4. The endpoint is returning a redirect to a 404
Your form posts to /api/contact. Two months ago someone moved it to /api/v2/contact and added a redirect. The redirect works in Postman. In the browser, the fetch follows the redirect, lands on the new endpoint, and gets back HTML for a Next.js error page. The frontend tries to .json() the response, throws inside the catch, and the catch's own error handler doesn't know what to display.
User sees nothing. Server returns 200. Logs look fine.
The reason these bugs hide for months
Every fix above requires watching what actually happened in the user's browser. Your dev tools won't help you — you can't reproduce it. Your server logs won't help — half these bugs never reach the server. Asking the user "what did you see?" gives you "I clicked submit and nothing happened," which you already knew.
What you need is the network request, the response payload, and the DOM state at the moment of the click. Together. From the actual session that failed.
How to find the real cause in under 60 seconds
This is exactly what session replay was built for. When a user submits a form, CloseTrace records the click, the network request that fires, the response that comes back (status code, headers, body), and the DOM state before and after — all stitched into one playable timeline.
When someone reports the form is broken, you open their session, scrub to the submit click, and see:
- The button click event fired ✓
- The POST went to
/api/contact✓ - The response was a 302 redirect to
/api/v2/contact— and that returned 500 - The frontend's catch block tried to parse HTML as JSON and failed
You went from "we have no idea why this user couldn't submit" to "the v2 endpoint is throwing on Safari users with adblockers" in less than a minute. No guessing, no asking the user to repeat what they did.

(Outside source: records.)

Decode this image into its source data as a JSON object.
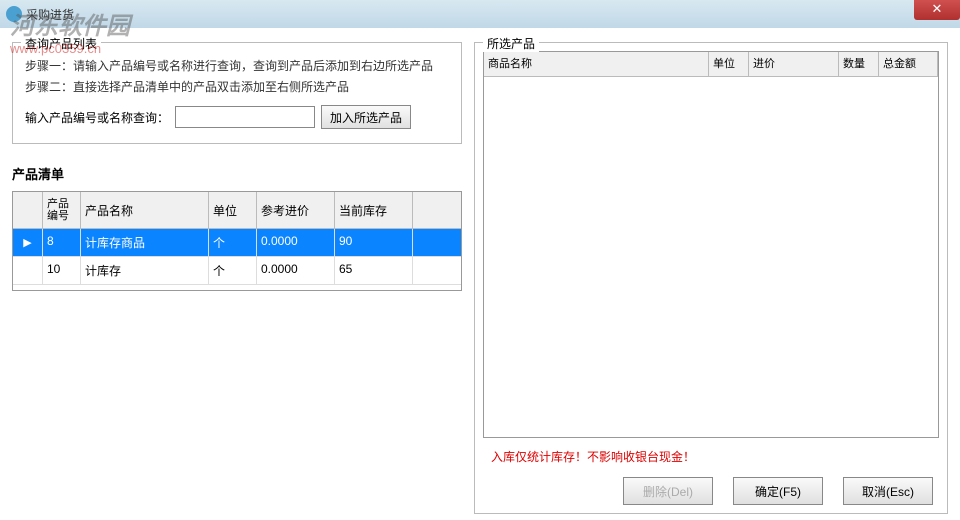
{
  "window": {
    "title": "采购进货"
  },
  "watermark": {
    "text": "河东软件园",
    "url": "www.pc0359.cn"
  },
  "query_panel": {
    "legend": "查询产品列表",
    "step1": "步骤一：请输入产品编号或名称进行查询，查询到产品后添加到右边所选产品",
    "step2": "步骤二：直接选择产品清单中的产品双击添加至右侧所选产品",
    "input_label": "输入产品编号或名称查询：",
    "search_value": "",
    "add_button": "加入所选产品"
  },
  "product_list": {
    "title": "产品清单",
    "headers": {
      "id": "产品编号",
      "name": "产品名称",
      "unit": "单位",
      "ref_price": "参考进价",
      "stock": "当前库存"
    },
    "rows": [
      {
        "id": "8",
        "name": "计库存商品",
        "unit": "个",
        "ref_price": "0.0000",
        "stock": "90",
        "selected": true
      },
      {
        "id": "10",
        "name": "计库存",
        "unit": "个",
        "ref_price": "0.0000",
        "stock": "65",
        "selected": false
      }
    ]
  },
  "selected_panel": {
    "legend": "所选产品",
    "headers": {
      "name": "商品名称",
      "unit": "单位",
      "in_price": "进价",
      "qty": "数量",
      "total": "总金额"
    }
  },
  "warning": "入库仅统计库存！不影响收银台现金！",
  "buttons": {
    "delete": "删除(Del)",
    "confirm": "确定(F5)",
    "cancel": "取消(Esc)"
  }
}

If you're not sure whether replay is the right tool versus dedicated form analytics, the short answer is: form analytics tells you that a submit failed; replay tells you why.
What to do right now
If you're seeing reports of silent form failures, here's the order to work through:
- Open the browser console and submit the form yourself with network throttling on. Half the time you'll see the CORS or 404 error immediately.
- Check that your submit handler's catch block actually calls
displayErrorfor non-JSON responses, not just for parsed error fields. - Look at the response your endpoint sends on a real failure — make sure it returns JSON with a known error shape, not an HTML error page.
- If the failure is intermittent or browser-specific, you need replay. There's no other way to see what one specific user's browser did.
The takeaway: silent form failures aren't really form bugs. They're feedback bugs. Fix the feedback loop — server returns a parseable error, frontend always renders something — and the "no error message" reports stop. Until then, watching the actual session is the only shortcut that works.